Guilt filled me, “You have no idea how hard it was for me to learn the hard way that nothing is as pleasing to know as it may seem. I have done horrible things, things that looking at it now I should not have ever done. I made some peoples lives miserable just to get even with them. There are better ways to resolve your problems.”
The way she looked at me, I knew already what she was going to ask me, and I was ready with an answer, it was the same one I had grown up believing in all these years, the one thing that kept me from going over the edge.
“Have you ever killed anyone?” She asked stepping closer.
I shook my head, “No, and I hope that I never have to. Someone who kills people, well they change when they kill someone. It seems there is almost a bloodlust that develops in them. I hope that if you are ever in a situation like that, I hope you choose to let the person go, no matter what they have done to you in the past. Killing them won’t help.”
Her face fell, did she really want to kill someone that badly? Then her eyes lowered to Nate, his eyes were open and he was looking at me with his adorable smile halfway across his face. How did he know how to do that? I smiled widely at him and placed my hand in his hair ruffling it around.
“How are you feeling?” We asked each other at the same time, but both of us busted up laughing before we could respond.

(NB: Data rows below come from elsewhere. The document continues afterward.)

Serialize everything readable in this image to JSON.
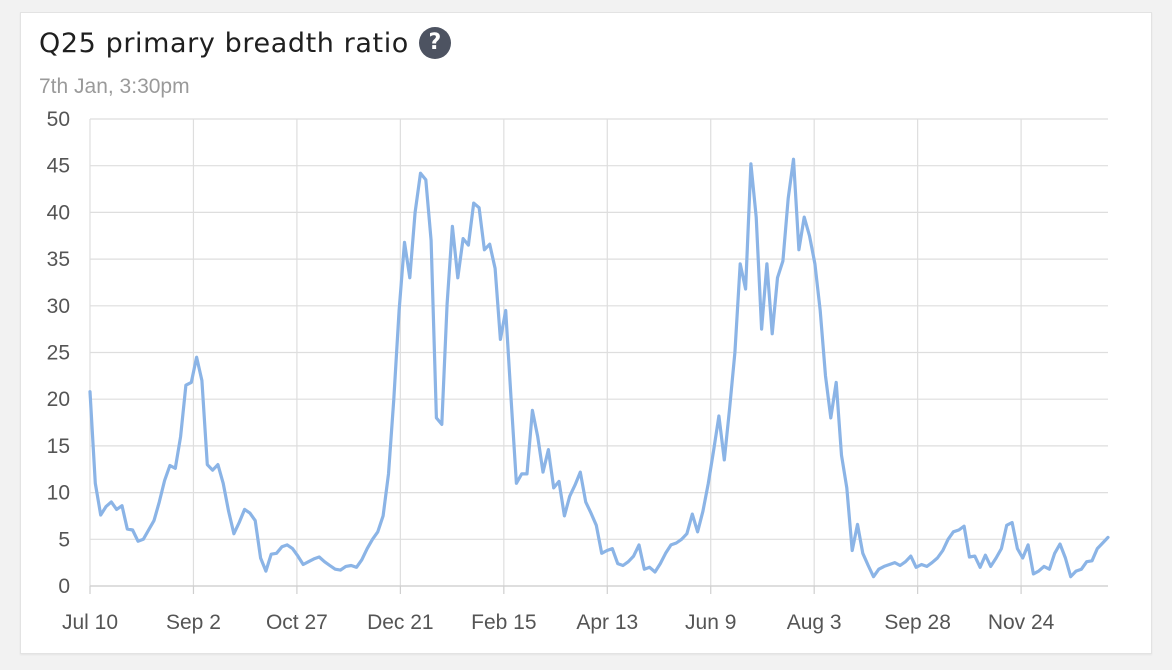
{
  "header": {
    "title": "Q25 primary breadth ratio",
    "subtitle": "7th Jan, 3:30pm",
    "help_icon": "question-circle-icon"
  },
  "colors": {
    "line": "#8bb4e6",
    "grid": "#dedede",
    "help_bg": "#4d5361"
  },
  "chart_data": {
    "type": "line",
    "title": "Q25 primary breadth ratio",
    "xlabel": "",
    "ylabel": "",
    "ylim": [
      0,
      50
    ],
    "yticks": [
      0,
      5,
      10,
      15,
      20,
      25,
      30,
      35,
      40,
      45,
      50
    ],
    "xtick_labels": [
      "Jul 10",
      "Sep 2",
      "Oct 27",
      "Dec 21",
      "Feb 15",
      "Apr 13",
      "Jun 9",
      "Aug 3",
      "Sep 28",
      "Nov 24"
    ],
    "grid": true,
    "legend": "none",
    "series": [
      {
        "points": [
          [
            0,
            20.8
          ],
          [
            1,
            11
          ],
          [
            2,
            7.6
          ],
          [
            3,
            8.5
          ],
          [
            4,
            9
          ],
          [
            5,
            8.2
          ],
          [
            6,
            8.6
          ],
          [
            7,
            6.1
          ],
          [
            8,
            6
          ],
          [
            9,
            4.8
          ],
          [
            10,
            5
          ],
          [
            11,
            6
          ],
          [
            12,
            7
          ],
          [
            13,
            9
          ],
          [
            14,
            11.3
          ],
          [
            15,
            12.9
          ],
          [
            16,
            12.6
          ],
          [
            17,
            16
          ],
          [
            18,
            21.5
          ],
          [
            19,
            21.8
          ],
          [
            20,
            24.5
          ],
          [
            21,
            22
          ],
          [
            22,
            13
          ],
          [
            23,
            12.4
          ],
          [
            24,
            13
          ],
          [
            25,
            11
          ],
          [
            26,
            8
          ],
          [
            27,
            5.6
          ],
          [
            28,
            6.8
          ],
          [
            29,
            8.2
          ],
          [
            30,
            7.8
          ],
          [
            31,
            7
          ],
          [
            32,
            3
          ],
          [
            33,
            1.6
          ],
          [
            34,
            3.4
          ],
          [
            35,
            3.5
          ],
          [
            36,
            4.2
          ],
          [
            37,
            4.4
          ],
          [
            38,
            4
          ],
          [
            39,
            3.2
          ],
          [
            40,
            2.3
          ],
          [
            41,
            2.6
          ],
          [
            42,
            2.9
          ],
          [
            43,
            3.1
          ],
          [
            44,
            2.6
          ],
          [
            45,
            2.2
          ],
          [
            46,
            1.8
          ],
          [
            47,
            1.7
          ],
          [
            48,
            2.1
          ],
          [
            49,
            2.2
          ],
          [
            50,
            2
          ],
          [
            51,
            2.8
          ],
          [
            52,
            4
          ],
          [
            53,
            5
          ],
          [
            54,
            5.8
          ],
          [
            55,
            7.5
          ],
          [
            56,
            12
          ],
          [
            57,
            20
          ],
          [
            58,
            29.5
          ],
          [
            59,
            36.8
          ],
          [
            60,
            33
          ],
          [
            61,
            40
          ],
          [
            62,
            44.2
          ],
          [
            63,
            43.5
          ],
          [
            64,
            37
          ],
          [
            65,
            18
          ],
          [
            66,
            17.3
          ],
          [
            67,
            30.2
          ],
          [
            68,
            38.5
          ],
          [
            69,
            33
          ],
          [
            70,
            37.2
          ],
          [
            71,
            36.5
          ],
          [
            72,
            41
          ],
          [
            73,
            40.5
          ],
          [
            74,
            36
          ],
          [
            75,
            36.6
          ],
          [
            76,
            34
          ],
          [
            77,
            26.4
          ],
          [
            78,
            29.5
          ],
          [
            79,
            20
          ],
          [
            80,
            11
          ],
          [
            81,
            12
          ],
          [
            82,
            12
          ],
          [
            83,
            18.8
          ],
          [
            84,
            16
          ],
          [
            85,
            12.2
          ],
          [
            86,
            14.6
          ],
          [
            87,
            10.5
          ],
          [
            88,
            11.2
          ],
          [
            89,
            7.5
          ],
          [
            90,
            9.6
          ],
          [
            91,
            10.8
          ],
          [
            92,
            12.2
          ],
          [
            93,
            9
          ],
          [
            94,
            7.8
          ],
          [
            95,
            6.5
          ],
          [
            96,
            3.5
          ],
          [
            97,
            3.8
          ],
          [
            98,
            4
          ],
          [
            99,
            2.4
          ],
          [
            100,
            2.2
          ],
          [
            101,
            2.6
          ],
          [
            102,
            3.2
          ],
          [
            103,
            4.4
          ],
          [
            104,
            1.8
          ],
          [
            105,
            2
          ],
          [
            106,
            1.5
          ],
          [
            107,
            2.4
          ],
          [
            108,
            3.5
          ],
          [
            109,
            4.4
          ],
          [
            110,
            4.6
          ],
          [
            111,
            5
          ],
          [
            112,
            5.6
          ],
          [
            113,
            7.7
          ],
          [
            114,
            5.8
          ],
          [
            115,
            8
          ],
          [
            116,
            11
          ],
          [
            117,
            14.5
          ],
          [
            118,
            18.2
          ],
          [
            119,
            13.5
          ],
          [
            120,
            19
          ],
          [
            121,
            25
          ],
          [
            122,
            34.5
          ],
          [
            123,
            31.8
          ],
          [
            124,
            45.2
          ],
          [
            125,
            39.5
          ],
          [
            126,
            27.5
          ],
          [
            127,
            34.5
          ],
          [
            128,
            27
          ],
          [
            129,
            33
          ],
          [
            130,
            34.8
          ],
          [
            131,
            41.5
          ],
          [
            132,
            45.7
          ],
          [
            133,
            36
          ],
          [
            134,
            39.5
          ],
          [
            135,
            37.5
          ],
          [
            136,
            34.5
          ],
          [
            137,
            29.5
          ],
          [
            138,
            22.5
          ],
          [
            139,
            18
          ],
          [
            140,
            21.8
          ],
          [
            141,
            14
          ],
          [
            142,
            10.5
          ],
          [
            143,
            3.8
          ],
          [
            144,
            6.6
          ],
          [
            145,
            3.5
          ],
          [
            146,
            2.2
          ],
          [
            147,
            1
          ],
          [
            148,
            1.8
          ],
          [
            149,
            2.1
          ],
          [
            150,
            2.3
          ],
          [
            151,
            2.5
          ],
          [
            152,
            2.2
          ],
          [
            153,
            2.6
          ],
          [
            154,
            3.2
          ],
          [
            155,
            2
          ],
          [
            156,
            2.3
          ],
          [
            157,
            2.1
          ],
          [
            158,
            2.5
          ],
          [
            159,
            3
          ],
          [
            160,
            3.8
          ],
          [
            161,
            5
          ],
          [
            162,
            5.8
          ],
          [
            163,
            6
          ],
          [
            164,
            6.4
          ],
          [
            165,
            3.1
          ],
          [
            166,
            3.2
          ],
          [
            167,
            2
          ],
          [
            168,
            3.3
          ],
          [
            169,
            2.1
          ],
          [
            170,
            3
          ],
          [
            171,
            4
          ],
          [
            172,
            6.5
          ],
          [
            173,
            6.8
          ],
          [
            174,
            4
          ],
          [
            175,
            3
          ],
          [
            176,
            4.4
          ],
          [
            177,
            1.3
          ],
          [
            178,
            1.6
          ],
          [
            179,
            2.1
          ],
          [
            180,
            1.8
          ],
          [
            181,
            3.5
          ],
          [
            182,
            4.5
          ],
          [
            183,
            3
          ],
          [
            184,
            1
          ],
          [
            185,
            1.6
          ],
          [
            186,
            1.8
          ],
          [
            187,
            2.6
          ],
          [
            188,
            2.7
          ],
          [
            189,
            4
          ],
          [
            190,
            4.6
          ],
          [
            191,
            5.2
          ]
        ]
      }
    ]
  }
}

The girl looked back and forth between the two of us and smiled, she was obviously being amused by our behavior. I grinned at Nate and shrugged at him. He winked knowingly and cocked his head a little at me. Slowly he lifted his head off of the bedside and moved closer to me. I felt a blush creeping up my neck to my cheeks. Seeing my uneasiness Nate moved closer so that our noses were inches apart a looked into my eyes. Just the expression in his eyes made me want to hold him, but I refrained from doing so, it wouldn’t be right in my mind, considering we were not married or engaged, and the girl was still standing there, seemingly stuck in place.
Nate winked at me again, and I felt my heart skip a beat as he whispered loud enough for her to hear, “I would really like to talk to you when you feel like it, I have some very important news to convey to you and I think that you will find it useful.”

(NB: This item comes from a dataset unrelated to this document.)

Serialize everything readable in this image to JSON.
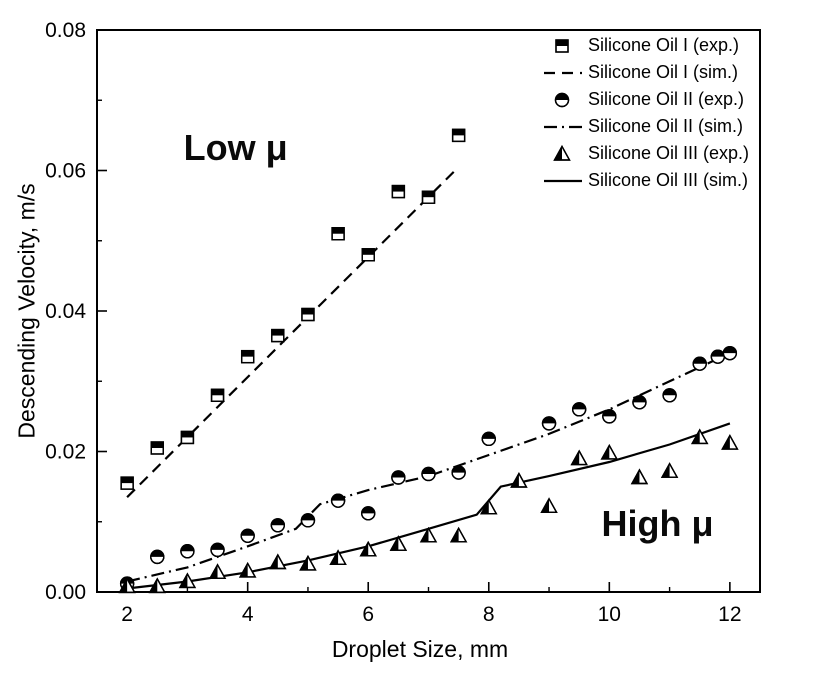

I smiled at him, “I would be delighted to hear your news, if it is as you say very important and may be useful.”
I looked at the girl and she smiled slightly before making her way out of the room. Wonderful, she can understand things better than most even being as young as she is. Nate crept closer still, making our noses touch and then wriggled his against mine making me laugh and throw my head back a bit. He was teasing me and I knew that was what he was doing, but I didn’t stop him. For once it felt nice to forget about what was going on around us and just live in that one moment, that one memory. Even years later I would still remember that moment, how tired I had been until he made that simple contact with me and I not longer felt my tiredness. It was as if it had vanished into thin air right between us, floating up through the roof and into the sky above.